There followed here a silence of two or three minutes, and then, on a sudden, pathetically, Mr. Longcluse broke forth—

“What has a fellow like me to do with love? and less than beloved, can I ever be happy? I know something of the world—not of this London world, where I live less than I seem to do, and into which I came too late ever to understand it thoroughly—I know something of a greater world, and human nature is the same everywhere. You talk of a girl's pride inducing her to marry a man for the sake of his riches. Could I possess my beloved on those terms? I would rather place a pistol in my mouth, and blow my skull off. Arden, I'm unhappy; I'm the most miserable dog alive.”

“Come, Longcluse, that's all nonsense. Beauty is no advantage to a man. The being agreeable is an immense one. But success is what women worship, and if, in addition to that, you possess wealth—not, as I said, that they are sordid, but only vain-glorious—you become very nearly irresistible. Now you are agreeable, successful and wealthy—you must see what follows.”

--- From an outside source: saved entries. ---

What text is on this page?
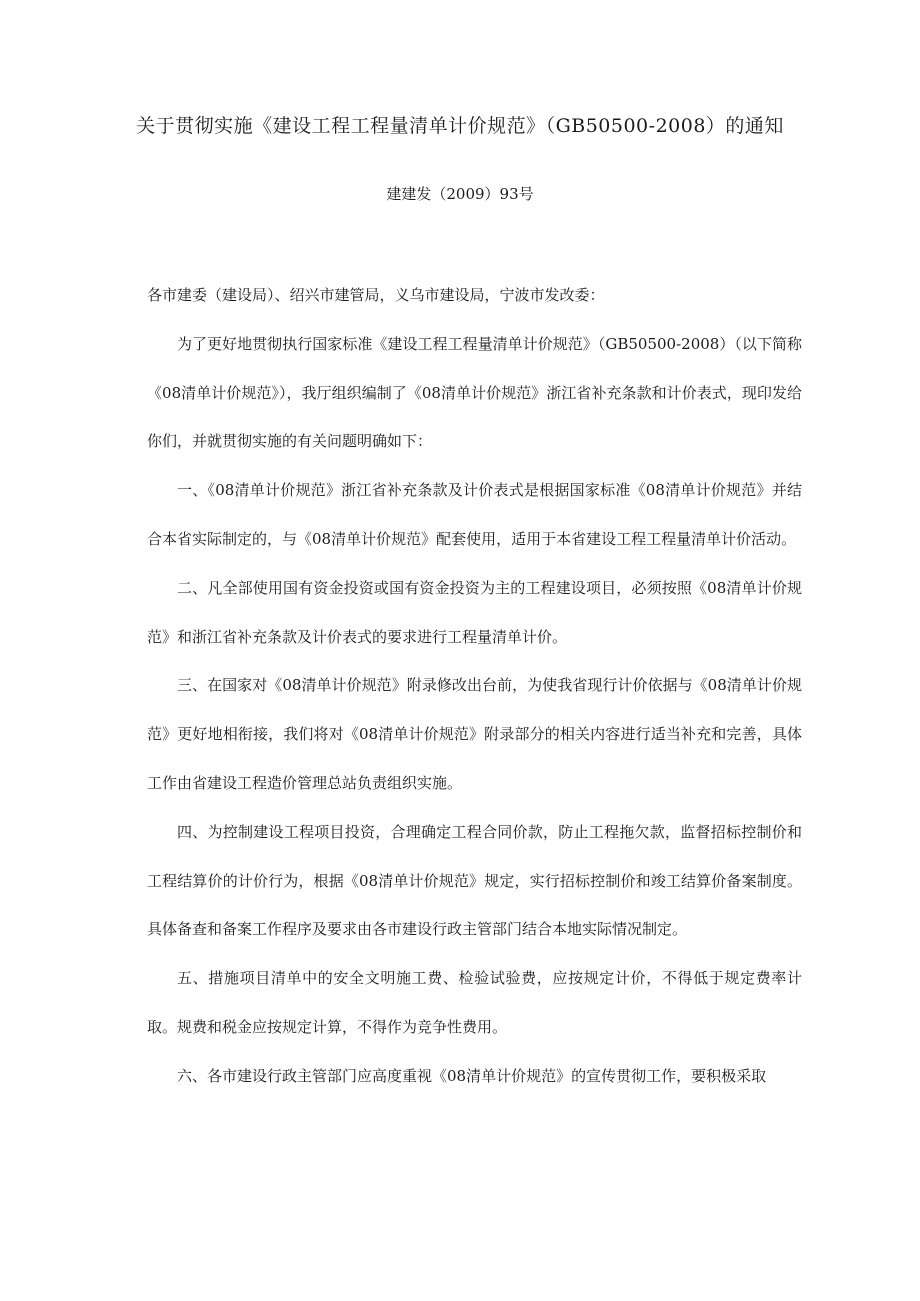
关于贯彻实施《建设工程工程量清单计价规范》（GB50500-2008）的通知
建建发（2009）93号

各市建委（建设局）、绍兴市建管局，义乌市建设局，宁波市发改委：

为了更好地贯彻执行国家标准《建设工程工程量清单计价规范》（GB50500-2008）（以下简称《08清单计价规范》），我厅组织编制了《08清单计价规范》浙江省补充条款和计价表式，现印发给你们，并就贯彻实施的有关问题明确如下：

一、《08清单计价规范》浙江省补充条款及计价表式是根据国家标准《08清单计价规范》并结合本省实际制定的，与《08清单计价规范》配套使用，适用于本省建设工程工程量清单计价活动。

二、凡全部使用国有资金投资或国有资金投资为主的工程建设项目，必须按照《08清单计价规范》和浙江省补充条款及计价表式的要求进行工程量清单计价。

三、在国家对《08清单计价规范》附录修改出台前，为使我省现行计价依据与《08清单计价规范》更好地相衔接，我们将对《08清单计价规范》附录部分的相关内容进行适当补充和完善，具体工作由省建设工程造价管理总站负责组织实施。

四、为控制建设工程项目投资，合理确定工程合同价款，防止工程拖欠款，监督招标控制价和工程结算价的计价行为，根据《08清单计价规范》规定，实行招标控制价和竣工结算价备案制度。具体备查和备案工作程序及要求由各市建设行政主管部门结合本地实际情况制定。

五、措施项目清单中的安全文明施工费、检验试验费，应按规定计价，不得低于规定费率计取。规费和税金应按规定计算，不得作为竞争性费用。

六、各市建设行政主管部门应高度重视《08清单计价规范》的宣传贯彻工作，要积极采取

“I'm out of spirits,” said Longcluse, and relapsed into silence, with a great sigh.

By this time they had got within the lamps, and were threading streets, and rapidly approaching their destination. Five minutes more, and these gentlemen had entered a vast room, in the centre of which stood a billiard-table, with benches rising tier above tier to the walls, and a gallery running round the building above them, brilliantly lighted, as such places are, and already crowded with all kinds of people. There is going to be a great match of a “thousand up” played between Bill Hood and Bob Markham. The betting has been unusually high; it is still going on. The play won't begin for nearly half an hour. The “admirers of the game” have mustered in great force and variety. There are young peers, with sixty thousand a year, and there are gentlemen who live by their billiards. There are, for once in a way, grave persons, bankers, and counsel learned in the law; there are Jews and a sprinkling of foreigners; and there are members of Parliament and members of the swell mob.

Mr. Longcluse has a good deal to think about this night. He is out of spirits. Richard Arden is no longer with him, having picked up a friend or two in the room. Longcluse, with folded arms, and his shoulders against the wall, is in a profound reverie, his dark eyes for the time lowered to the floor, beside the point of his French boot. There unfold themselves beneath him picture after picture, the scenes of many a year ago. Looking down, there creeps over him an old horror, a supernatural disgust, and he sees in the dark a pair of wide, white eyes, staring up at him in an agony of terror, and a shrill yell, piercing a distance of many years, makes him shake his ears with a sudden chill. Is this the witches' Sabbath of our pale Mephistopheles—his night of goblins? He raised his eyes, and they met those of a person whom he had not seen for a very long time—a third part of his whole life. The two pairs of eyes, at nearly half across the room, have met, and for a moment fixed. The stranger smiles and nods. Mr. Longcluse does neither. He affects now to be looking over the stranger's shoulder at some more distant object. There is a strange chill and commotion at his heart.